Klaus Stuttmanns Jahresrückblick: Kriege, Klima, Knautschgesichter

Klaus Stuttmann hat einen neuen Jahres-Sammelband veröffentlicht. Dieser zeigt den Tagesspiegel-Karikaturisten auf der Höhe seiner Kunst.

Bürgergeld und Klima-Kleber, Rüstungsexporte und Künstliche Intelligenz, Wohnungsnot und die Lage im Nahen Osten – es gibt wohl kein aktuelles Thema, das Klaus Stuttmann im zu Ende gehenden Jahr nicht mit einer pointierten Zeichnung kommentiert hat. Der Karikaturist sei ein „Universalgelehrter“, schreibt der Autor und Kabarettist Bernd Gieseking im Vorwort zu Stuttmanns aktuellem Jahres-Sammelband, der kürzlich erschienen ist.

Rund 200 Karikaturen sind darin versammelt, in denen der inzwischen 74-jährige Zeichner sich auf der Höhe seiner Kunst zeigt. Mit teilweise grimmigem Witz kommentiert er Putins Krieg in der Ukraine und die deutsche Innenpolitik, die Erderwärmung und den Hamas-Überfall auf Israel sowie den Gazakrieg.

Porträts und Pointen

Seit bald 30 Jahren zeichnet der studierte Kunsthistoriker politische Karikaturen für den Tagesspiegel, seit 2003 veröffentlicht er hier und bei einigen anderen Medien täglich einen Kommentar zur Weltlage. Im aktuellen Rückblick wird besonders anschaulich, dass Stuttmann die zwei Kerndisziplinen der politischen Karikatur so meisterhaft beherrscht wie nur wenige Vertreter seiner Zunft: Porträts und Pointen.

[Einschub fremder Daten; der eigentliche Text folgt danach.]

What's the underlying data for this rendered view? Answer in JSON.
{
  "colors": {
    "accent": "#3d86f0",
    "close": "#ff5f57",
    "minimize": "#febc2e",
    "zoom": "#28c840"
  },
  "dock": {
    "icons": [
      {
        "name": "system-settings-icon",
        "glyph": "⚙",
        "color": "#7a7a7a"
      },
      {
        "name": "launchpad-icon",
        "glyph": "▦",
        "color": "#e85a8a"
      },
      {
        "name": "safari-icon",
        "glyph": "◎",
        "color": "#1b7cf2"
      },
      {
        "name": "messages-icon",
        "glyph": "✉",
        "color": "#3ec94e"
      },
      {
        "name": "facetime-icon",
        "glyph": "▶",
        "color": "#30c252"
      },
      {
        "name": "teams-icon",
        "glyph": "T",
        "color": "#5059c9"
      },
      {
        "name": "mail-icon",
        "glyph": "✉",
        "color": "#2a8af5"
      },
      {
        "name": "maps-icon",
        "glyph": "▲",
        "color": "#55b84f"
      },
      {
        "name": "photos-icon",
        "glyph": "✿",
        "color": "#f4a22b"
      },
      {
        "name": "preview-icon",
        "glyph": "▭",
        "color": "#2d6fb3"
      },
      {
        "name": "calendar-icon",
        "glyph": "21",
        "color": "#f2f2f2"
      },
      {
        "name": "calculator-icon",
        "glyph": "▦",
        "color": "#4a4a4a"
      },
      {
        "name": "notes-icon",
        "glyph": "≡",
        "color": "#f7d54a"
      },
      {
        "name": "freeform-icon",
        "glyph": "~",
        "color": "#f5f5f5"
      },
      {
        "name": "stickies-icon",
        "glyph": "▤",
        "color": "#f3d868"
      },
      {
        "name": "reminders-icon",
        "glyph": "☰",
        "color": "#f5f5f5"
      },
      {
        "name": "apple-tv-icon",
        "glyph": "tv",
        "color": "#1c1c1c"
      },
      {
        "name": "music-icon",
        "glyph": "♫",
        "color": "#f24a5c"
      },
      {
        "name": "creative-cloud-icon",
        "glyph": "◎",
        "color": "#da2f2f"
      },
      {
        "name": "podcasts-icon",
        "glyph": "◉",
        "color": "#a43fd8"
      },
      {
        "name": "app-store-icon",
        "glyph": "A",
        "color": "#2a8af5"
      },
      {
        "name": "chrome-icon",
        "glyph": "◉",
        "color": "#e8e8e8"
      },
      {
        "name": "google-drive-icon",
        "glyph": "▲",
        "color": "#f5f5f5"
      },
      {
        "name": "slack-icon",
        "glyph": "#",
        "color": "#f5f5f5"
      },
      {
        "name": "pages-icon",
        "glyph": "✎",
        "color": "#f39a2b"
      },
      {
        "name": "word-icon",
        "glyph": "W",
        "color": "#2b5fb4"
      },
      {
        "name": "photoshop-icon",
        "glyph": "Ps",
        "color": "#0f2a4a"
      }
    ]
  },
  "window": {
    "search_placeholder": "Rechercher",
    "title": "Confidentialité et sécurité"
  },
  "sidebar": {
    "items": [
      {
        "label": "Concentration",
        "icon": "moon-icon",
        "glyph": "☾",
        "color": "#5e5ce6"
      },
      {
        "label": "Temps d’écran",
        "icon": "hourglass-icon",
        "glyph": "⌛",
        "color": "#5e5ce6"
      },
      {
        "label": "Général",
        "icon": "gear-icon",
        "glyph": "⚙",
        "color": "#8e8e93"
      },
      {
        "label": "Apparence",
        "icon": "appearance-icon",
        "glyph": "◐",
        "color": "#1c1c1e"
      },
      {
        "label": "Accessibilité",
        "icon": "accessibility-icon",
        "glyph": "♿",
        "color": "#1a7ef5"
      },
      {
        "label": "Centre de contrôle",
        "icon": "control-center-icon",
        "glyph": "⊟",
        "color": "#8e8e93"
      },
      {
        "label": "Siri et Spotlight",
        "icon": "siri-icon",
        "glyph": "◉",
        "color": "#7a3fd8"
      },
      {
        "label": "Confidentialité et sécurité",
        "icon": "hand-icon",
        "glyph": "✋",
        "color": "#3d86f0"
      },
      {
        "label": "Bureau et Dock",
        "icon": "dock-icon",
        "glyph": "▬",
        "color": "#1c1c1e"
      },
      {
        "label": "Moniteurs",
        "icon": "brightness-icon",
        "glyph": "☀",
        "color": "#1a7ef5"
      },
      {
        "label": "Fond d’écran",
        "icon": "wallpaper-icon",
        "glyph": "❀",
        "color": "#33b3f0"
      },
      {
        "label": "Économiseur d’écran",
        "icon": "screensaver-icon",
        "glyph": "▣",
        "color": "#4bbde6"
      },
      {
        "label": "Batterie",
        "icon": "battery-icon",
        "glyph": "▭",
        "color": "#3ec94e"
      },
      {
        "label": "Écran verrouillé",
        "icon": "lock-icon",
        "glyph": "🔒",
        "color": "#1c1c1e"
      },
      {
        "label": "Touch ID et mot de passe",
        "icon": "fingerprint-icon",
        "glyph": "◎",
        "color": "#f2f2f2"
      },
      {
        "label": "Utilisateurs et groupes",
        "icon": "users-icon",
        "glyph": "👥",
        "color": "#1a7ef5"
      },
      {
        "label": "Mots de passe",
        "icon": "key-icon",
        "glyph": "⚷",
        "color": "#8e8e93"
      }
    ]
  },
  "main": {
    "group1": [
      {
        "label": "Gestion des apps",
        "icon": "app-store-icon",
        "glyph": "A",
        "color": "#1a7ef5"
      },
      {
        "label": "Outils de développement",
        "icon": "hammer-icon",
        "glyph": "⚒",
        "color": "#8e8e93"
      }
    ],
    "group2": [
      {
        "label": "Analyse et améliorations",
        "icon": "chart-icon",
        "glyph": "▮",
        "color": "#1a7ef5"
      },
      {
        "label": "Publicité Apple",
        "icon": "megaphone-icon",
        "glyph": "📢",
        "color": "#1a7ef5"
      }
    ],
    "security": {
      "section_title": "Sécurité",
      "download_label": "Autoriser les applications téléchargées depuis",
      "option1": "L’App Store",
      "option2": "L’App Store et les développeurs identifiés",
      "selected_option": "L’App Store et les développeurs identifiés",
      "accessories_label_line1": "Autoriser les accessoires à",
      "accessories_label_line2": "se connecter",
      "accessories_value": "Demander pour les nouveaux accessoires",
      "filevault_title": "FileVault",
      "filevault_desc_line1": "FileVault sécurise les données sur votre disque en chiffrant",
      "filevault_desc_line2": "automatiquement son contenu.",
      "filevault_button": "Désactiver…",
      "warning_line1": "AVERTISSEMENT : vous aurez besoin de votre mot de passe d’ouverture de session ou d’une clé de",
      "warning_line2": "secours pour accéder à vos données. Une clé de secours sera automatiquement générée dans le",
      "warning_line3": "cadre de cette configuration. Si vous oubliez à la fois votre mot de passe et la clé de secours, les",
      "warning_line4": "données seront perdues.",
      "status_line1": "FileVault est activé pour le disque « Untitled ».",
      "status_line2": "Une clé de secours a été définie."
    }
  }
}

Klaus Stuttmann mit einem Selbstporträt in seiner Wohnung in Berlin-Kreuzberg.
Klaus Stuttmann mit einem Selbstporträt in seiner Wohnung in Berlin-Kreuzberg.

© Kitty Kleist-Heinrich

Gerade bei Figuren, die in seinem Portfolio noch neu sind, zeigt sich das handwerkliche Vermögen des gebürtigen Schwaben, der seit den 1970er Jahren in Berlin lebt. Olaf Scholz zum Beispiel war bei Stuttmann in den ersten Karikaturennur ein runder Kahlkopf ohne nennenswerte Konturen oder prägnante Gesichtszüge. Inzwischen hat der Zeichner, der seit Jahren statt Papier und Stift mit dem digitalen Tablet arbeitet, beim Kanzler ein markantes Knautschgesicht herausgearbeitet, das Charakter vermittelt, auch wenn die oft zusammengekniffenen Augen nie wirklich erkennen lassen, was in ihm vorgeht.

Oder Christian Lindner. Der war bei Stuttmann auf seinen ersten Karikaturen vor fünf Jahren kaum mehr als ein blonder Bubikopf mit glattem Pokerface. Inzwischen lassen zusätzliche Falten und Bartstoppel den FDP-Chef und Finanzminister erwachsener aussehen, und auch ein wenig verschlagener. Zwar zeichnet ihn Stuttmann nach wie vor meist mit demonstrativer Unschuldsmiene. Aber die wird in der Regel durch einen vielsagenden Blick konterkariert, der zu Interpretationen einlädt. Auf dem Bild oben auf dieser Seite kann man darin zum Beispiel eine Mischung aus Trotz und Schadenfreude erkennen.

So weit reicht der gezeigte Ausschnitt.